O mercado financeiro reduziu novamente as projeções para a inflação e o crescimento da economia brasileira em 2026. A estimativa para o IPCA caiu de 5,02% para 5,01%, enquanto a previsão para o PIB passou de 1,95% para 1,92%, segundo o Boletim Focus divulgado nesta segunda-feira (31) pelo Banco Central. Ao mesmo tempo, as instituições consultadas mantiveram as projeções para a Selic em 13,75% e para o dólar em R$ 5,20 no fim do ano.

Inflação de 2026 recua, mas previsão para 2027 sobe

O IPCA é o índice oficial usado para medir a inflação no país. A revisão de 0,01 ponto percentual para 2026 mostra uma mudança pequena, mas indica que, na média, os analistas passaram a esperar uma alta de preços ligeiramente menor do que na semana anterior.

O IPCA acumulado em 12 meses estava em 4,44% até julho, conforme os dados mais recentes do Instituto Brasileiro de Geografia e Estatística (IBGE), retornando à meta do governo. Para 2027, porém, a projeção subiu de 4,25% para 4,28%. As estimativas ficaram em 3,80% para 2028 e 3,50% para 2029.
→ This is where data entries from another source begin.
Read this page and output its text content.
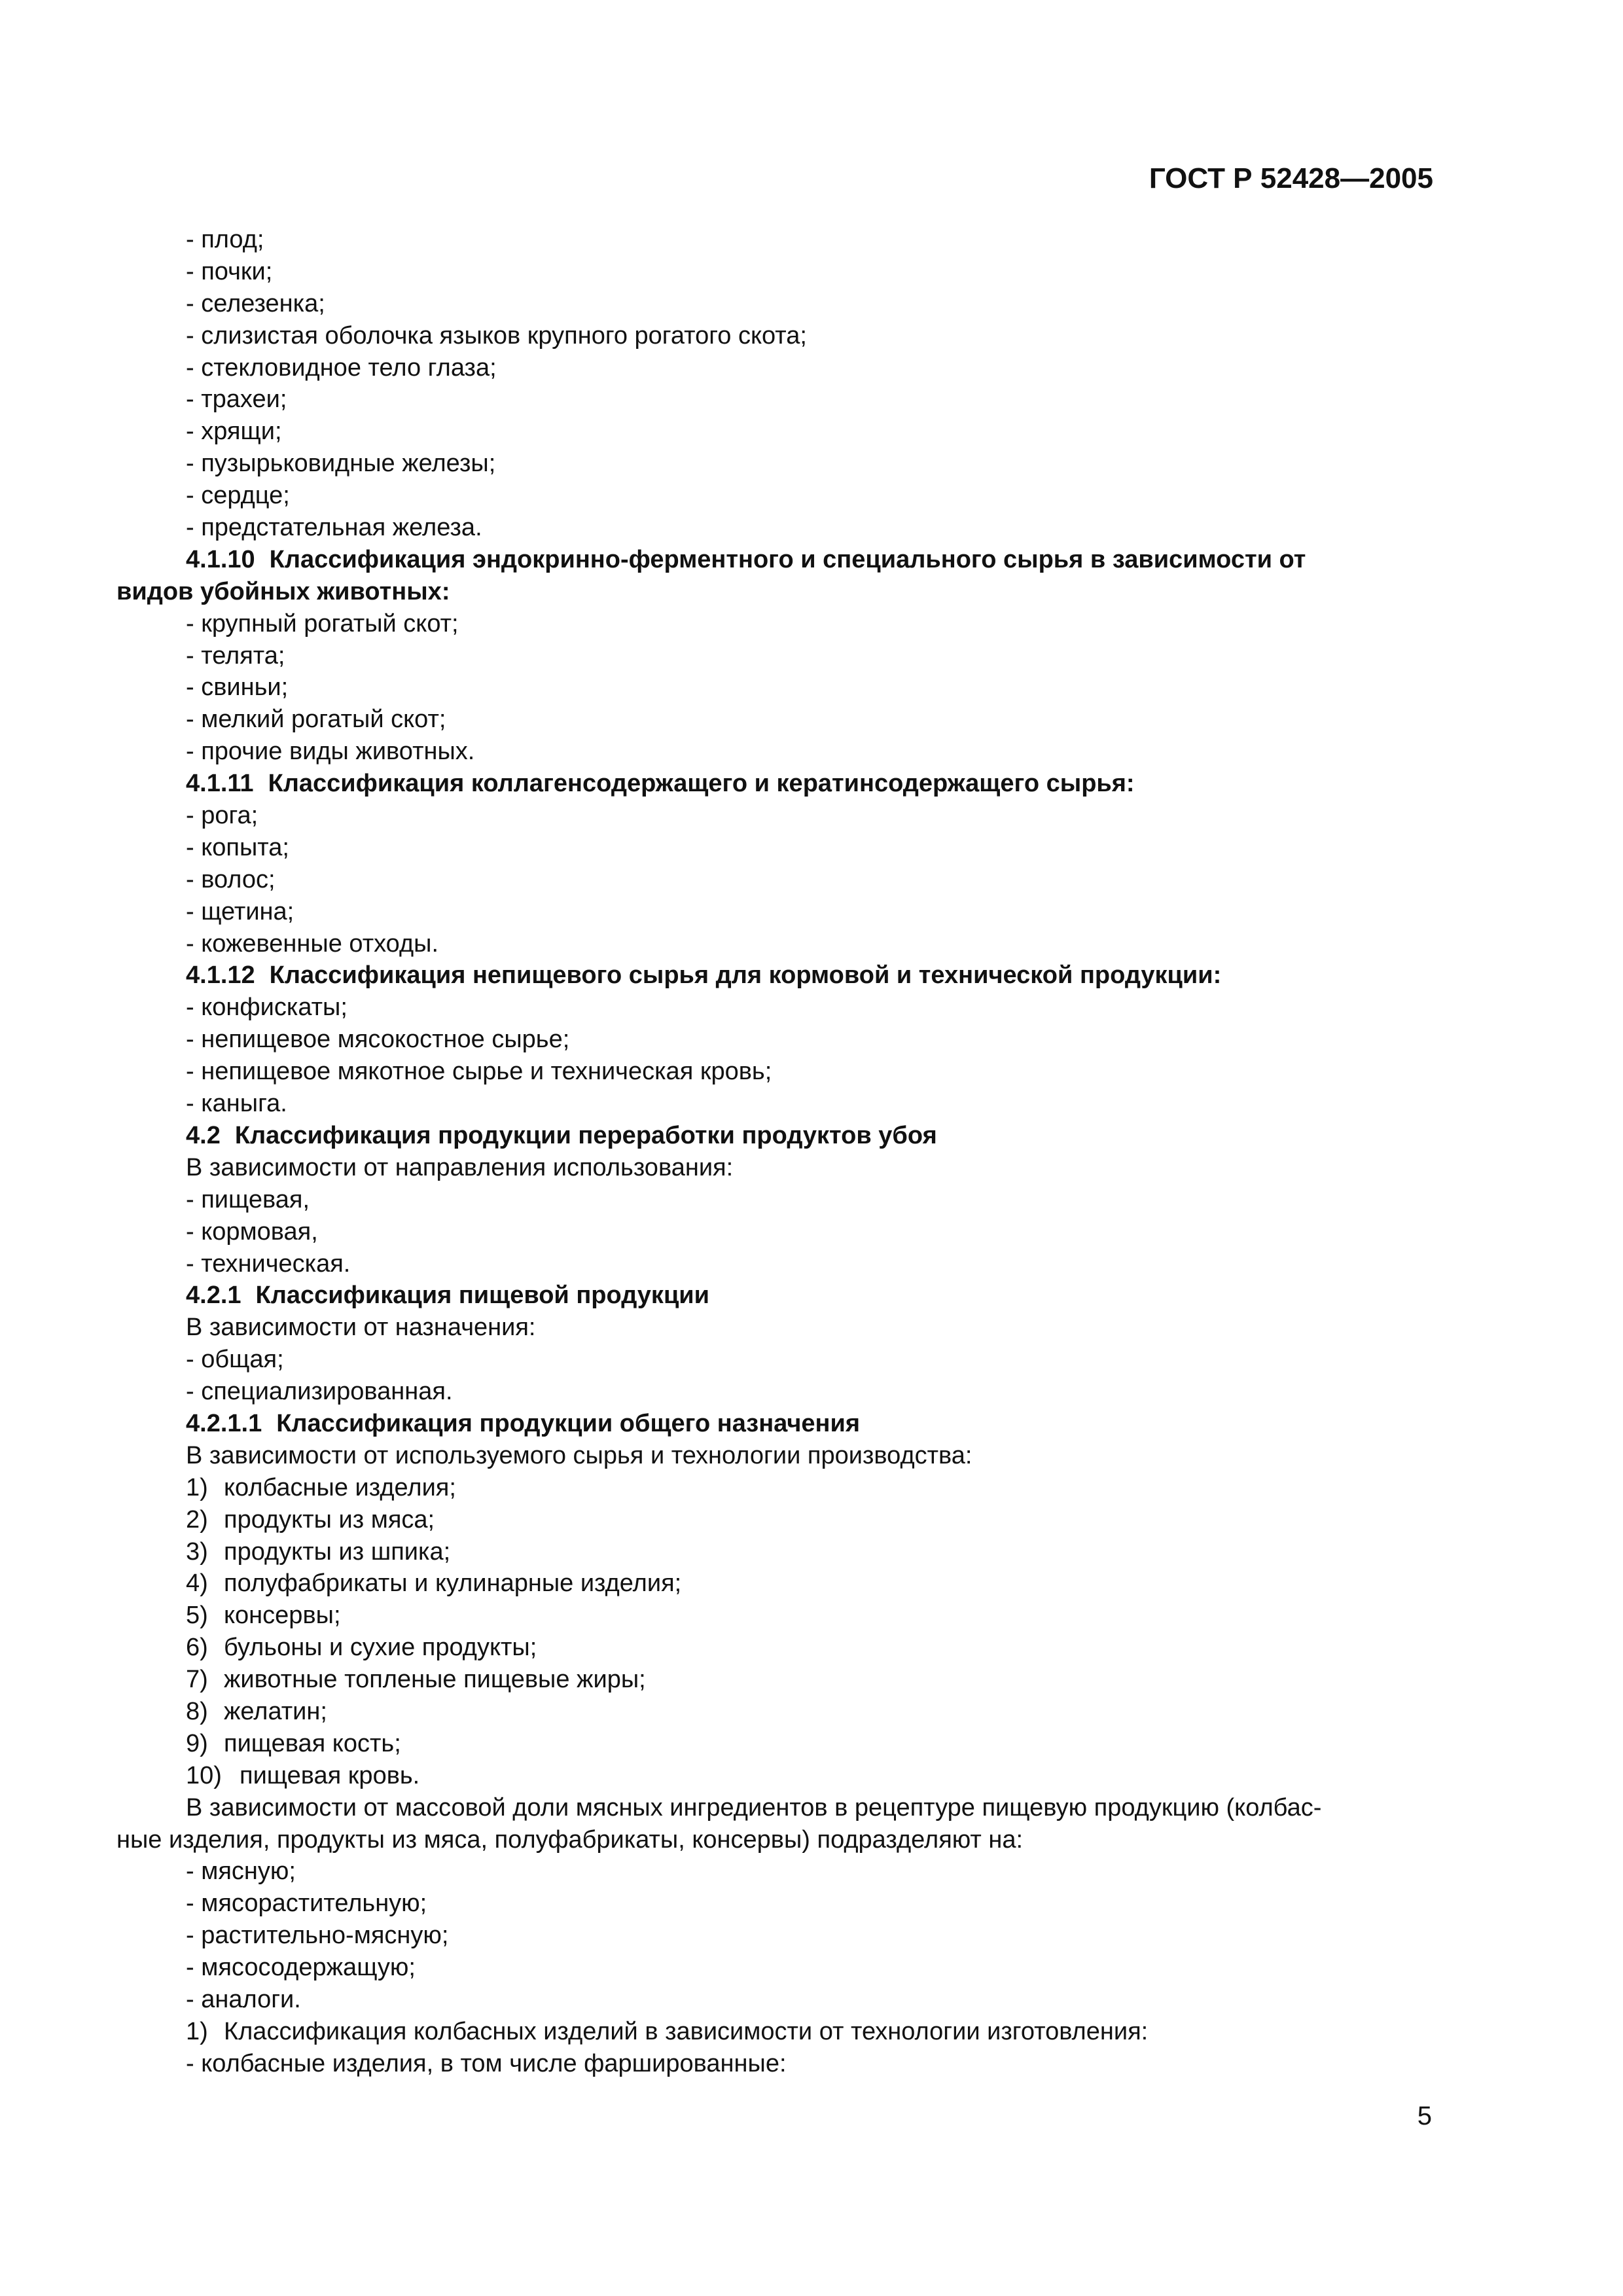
ГОСТ Р 52428—2005
- плод;
- почки;
- селезенка;
- слизистая оболочка языков крупного рогатого скота;
- стекловидное тело глаза;
- трахеи;
- хрящи;
- пузырьковидные железы;
- сердце;
- предстательная железа.
4.1.10 Классификация эндокринно-ферментного и специального сырья в зависимости от
видов убойных животных:
- крупный рогатый скот;
- телята;
- свиньи;
- мелкий рогатый скот;
- прочие виды животных.
4.1.11 Классификация коллагенсодержащего и кератинсодержащего сырья:
- рога;
- копыта;
- волос;
- щетина;
- кожевенные отходы.
4.1.12 Классификация непищевого сырья для кормовой и технической продукции:
- конфискаты;
- непищевое мясокостное сырье;
- непищевое мякотное сырье и техническая кровь;
- каныга.
4.2 Классификация продукции переработки продуктов убоя
В зависимости от направления использования:
- пищевая,
- кормовая,
- техническая.
4.2.1 Классификация пищевой продукции
В зависимости от назначения:
- общая;
- специализированная.
4.2.1.1 Классификация продукции общего назначения
В зависимости от используемого сырья и технологии производства:
1) колбасные изделия;
2) продукты из мяса;
3) продукты из шпика;
4) полуфабрикаты и кулинарные изделия;
5) консервы;
6) бульоны и сухие продукты;
7) животные топленые пищевые жиры;
8) желатин;
9) пищевая кость;
10) пищевая кровь.
В зависимости от массовой доли мясных ингредиентов в рецептуре пищевую продукцию (колбас-
ные изделия, продукты из мяса, полуфабрикаты, консервы) подразделяют на:
- мясную;
- мясорастительную;
- растительно-мясную;
- мясосодержащую;
- аналоги.
1) Классификация колбасных изделий в зависимости от технологии изготовления:
- колбасные изделия, в том числе фаршированные:
5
PIB menor aponta atividade econômica mais fraca

A previsão de crescimento de 1,92% para 2026 significa que o mercado espera uma expansão menor da produção de bens e serviços do que projetava há uma semana. O PIB é uma medida do tamanho da economia e, quando cresce mais lentamente, tende a refletir menor dinamismo em setores como comércio, indústria e serviços.

A revisão não representa uma contração da economia, mas reduz o ritmo esperado de avanço. Para os anos seguintes, as projeções permaneceram em 1,50% para 2027, 1,98% para 2028 e 2% para 2029.

Juros continuam altos nas estimativas do mercado

A Selic, taxa básica de juros e referência para empréstimos, financiamentos e parte dos investimentos de renda fixa, está atualmente em 14% ao ano. O mercado manteve a previsão de que ela termine 2026 em 13,75%, sinalizando que não espera uma queda expressiva até o fim do período.

Juros elevados encarecem o crédito e podem reduzir o consumo e os investimentos das empresas, o que ajuda a conter a inflação, mas também pesa sobre o crescimento do PIB. Para a renda fixa, taxas maiores tendem a preservar retornos elevados em aplicações atreladas aos juros, enquanto empresas mais endividadas e ativos de maior risco podem sofrer com o custo financeiro.

Dólar estável pode influenciar preços e exportações

A projeção para o dólar ficou em R$ 5,20 no fim de 2026, repetindo a estimativa publicada há quatro semanas. Para 2027, o mercado prevê a moeda a R$ 5,30, patamar que também é esperado para o fim de 2028; em 2029, a estimativa sobe para R$ 5,36.

Uma moeda norte-americana mais cara encarece produtos importados, componentes e insumos, podendo pressionar a inflação. Por outro lado, torna os produtos brasileiros mais baratos para compradores estrangeiros e pode favorecer as exportações. O efeito final depende da intensidade do câmbio e de quanto esses custos são repassados aos consumidores.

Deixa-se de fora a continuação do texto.